Tidak hanya mengandalkan jemput bola dari pemerintah, Mirah mendorong warga sekitar untuk turut berperan dalam menginfokan tetangganya yang terdampak Covid-19, namun belum mendapatkan bantuan apapun. Upaya ini dapat dilakukan dengan melapor ke lembaga pemerintah atau menggunakan media sosial untku menyebarluaskan informasi.
Peneliti Institute for Development of Economics and Finance, Abdul Manap Pulungan menilai, data memang selalu menjadi persoalan utama di Indonesia. Terlebih di saat pandemi yang malah memunculkan perdebatan dalam penyaluran bantuan sosial.
“Kita harus mendorong adanya data sektor informal agar kebijakan itu tepat sasaran. Sebab, selama ini yang terpuruk adalah mereka (pekerja informal) karena mengandalkan pendapatan harian yang kini terdampak Covid-19,” ujar Abdul.

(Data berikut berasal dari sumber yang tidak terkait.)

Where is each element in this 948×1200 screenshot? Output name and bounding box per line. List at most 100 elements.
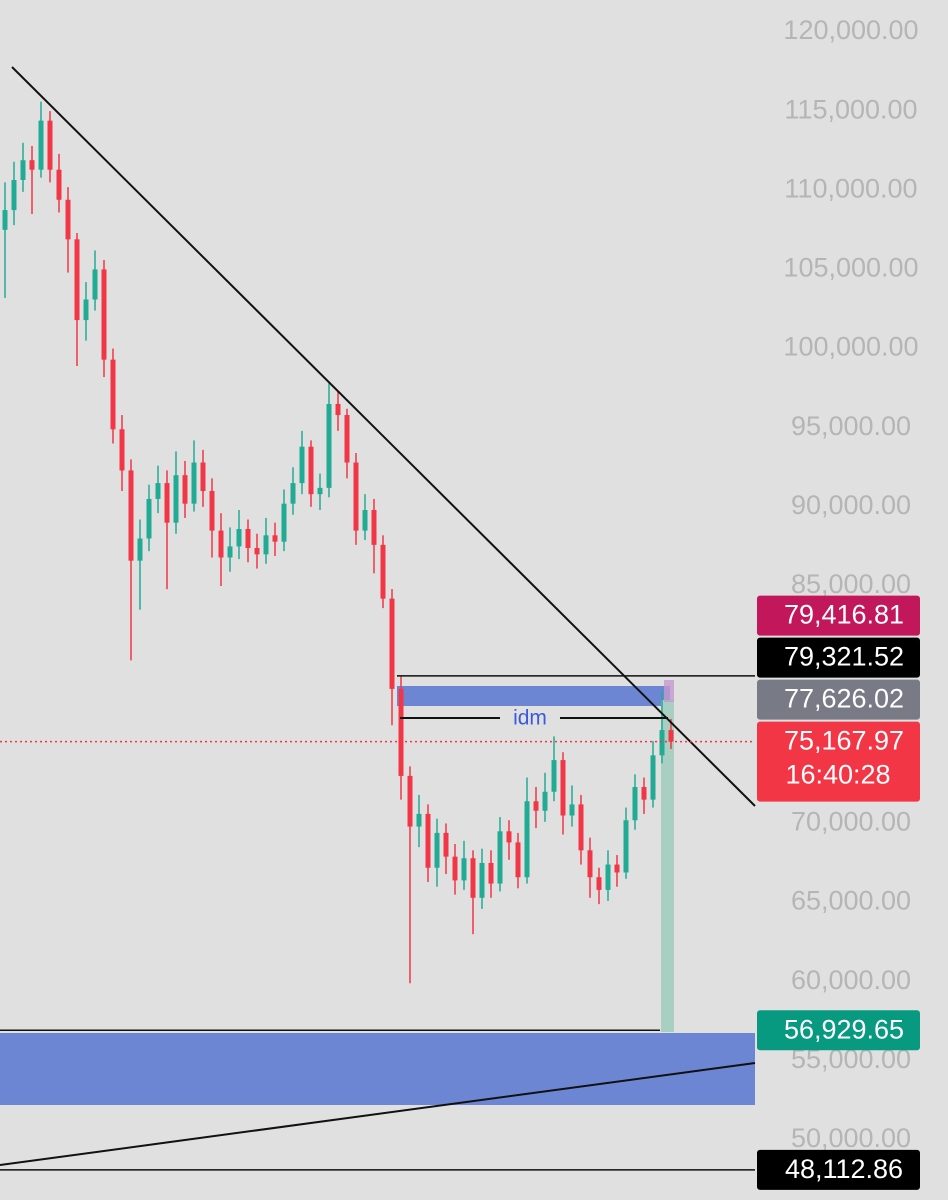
y-tick-label: 70,000.00 [791,807,911,837]
candle-body [605,864,611,890]
price-label: 79,321.52 [784,642,904,672]
candle-body [515,842,521,878]
candle-body [371,510,377,545]
trendline [11,66,756,807]
price-label-box [757,637,920,678]
y-tick-label: 110,000.00 [784,173,917,203]
candle-body [461,858,467,881]
candle-body [497,831,503,884]
candle-body [164,483,170,523]
price-label-box [757,595,920,636]
price-label: 48,112.86 [785,1154,903,1184]
candle-body [200,462,206,492]
y-tick-label: 65,000.00 [791,886,911,916]
candle-body [380,544,386,599]
candle-body [74,239,80,321]
candle-body [65,199,71,240]
candle-body [236,529,242,547]
y-tick-label: 60,000.00 [791,965,911,995]
candle-body [524,801,530,878]
candle-body [542,791,548,811]
candle-body [47,120,53,170]
idm-label: idm [513,707,547,730]
price-label: 75,167.97 [784,726,904,756]
supply-zone [397,686,670,706]
candle-body [191,462,197,504]
candle-body [173,475,179,523]
y-tick-label: 50,000.00 [791,1123,911,1153]
countdown: 16:40:28 [785,760,890,790]
candle-body [182,475,188,504]
candle-body [308,446,314,495]
y-tick-label: 95,000.00 [791,411,911,441]
candle-body [317,487,323,495]
candle-body [155,483,161,499]
candle-body [2,210,8,230]
candle-body [362,510,368,531]
candle-body [56,169,62,200]
candle-body [146,498,152,539]
y-tick-label: 90,000.00 [791,490,911,520]
candle-body [128,470,134,561]
candle-body [335,403,341,416]
candle-body [83,299,89,321]
candle-body [506,831,512,843]
position-tool [661,700,674,1032]
candle-body [587,850,593,878]
candle-body [272,535,278,542]
y-tick-label: 105,000.00 [783,253,918,283]
candle-body [416,813,422,827]
candle-body [245,529,251,548]
price-label-box [757,1149,920,1190]
trendline [0,1062,756,1166]
candle-body [389,598,395,689]
candle-body [281,503,287,542]
candle-body [623,820,629,873]
candle-body [578,804,584,851]
y-tick-label: 100,000.00 [783,332,918,362]
candle-body [452,856,458,881]
y-tick-label: 85,000.00 [791,569,911,599]
candle-body [632,786,638,821]
candle-body [443,832,449,857]
candle-body [209,491,215,531]
demand-zone [0,1033,755,1105]
candle-body [29,160,35,170]
candle-body [92,269,98,300]
candle-body [290,483,296,504]
candle-body [425,813,431,868]
candle-body [299,446,305,484]
candle-body [614,864,620,873]
candle-body [470,858,476,898]
candle-body [353,462,359,531]
position-tool-top [664,680,674,702]
candle-body [227,546,233,558]
candle-body [488,862,494,884]
y-tick-label: 120,000.00 [783,15,918,45]
candle-body [560,760,566,816]
candle-body [344,415,350,463]
candle-body [326,403,332,488]
candle-body [668,730,674,742]
candle-body [137,538,143,561]
candle-body [38,120,44,170]
overlay: 79,416.81 79,321.52 77,626.02 75,167.97 16:4… [0,595,920,1190]
candle-body [569,804,575,816]
candle-body [434,832,440,868]
candle-body [263,535,269,555]
candle-body [254,547,260,555]
price-label-box [757,1010,920,1051]
price-label-box [757,679,920,720]
candle-body [101,269,107,360]
price-label: 77,626.02 [784,684,904,714]
candle-body [650,755,656,800]
candle-body [533,801,539,811]
y-tick-label: 115,000.00 [784,94,917,124]
candles: 120,000.00 115,000.00 110,000.00 105,000.00… [2,15,919,1153]
candle-body [407,775,413,827]
price-label: 79,416.81 [784,600,904,630]
candle-body [20,160,26,180]
candle-body [398,688,404,776]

Baca juga: Pandemi Geser Struktur Ketenagakerjaan, Perhatikan Pekerja Informal
Pencatatan pekerja informal pun dapat dilakukan dengan kolaborasi, misalnya antara asosiasi serikat pekerja, asosiasi transportasi, asosiasi pariwisata. Pada dasarnya, terhadap para asosiasi yang terdampak pandemi Covid-19 karena mereka yang mengetahui setiap perkembangan anggotanya.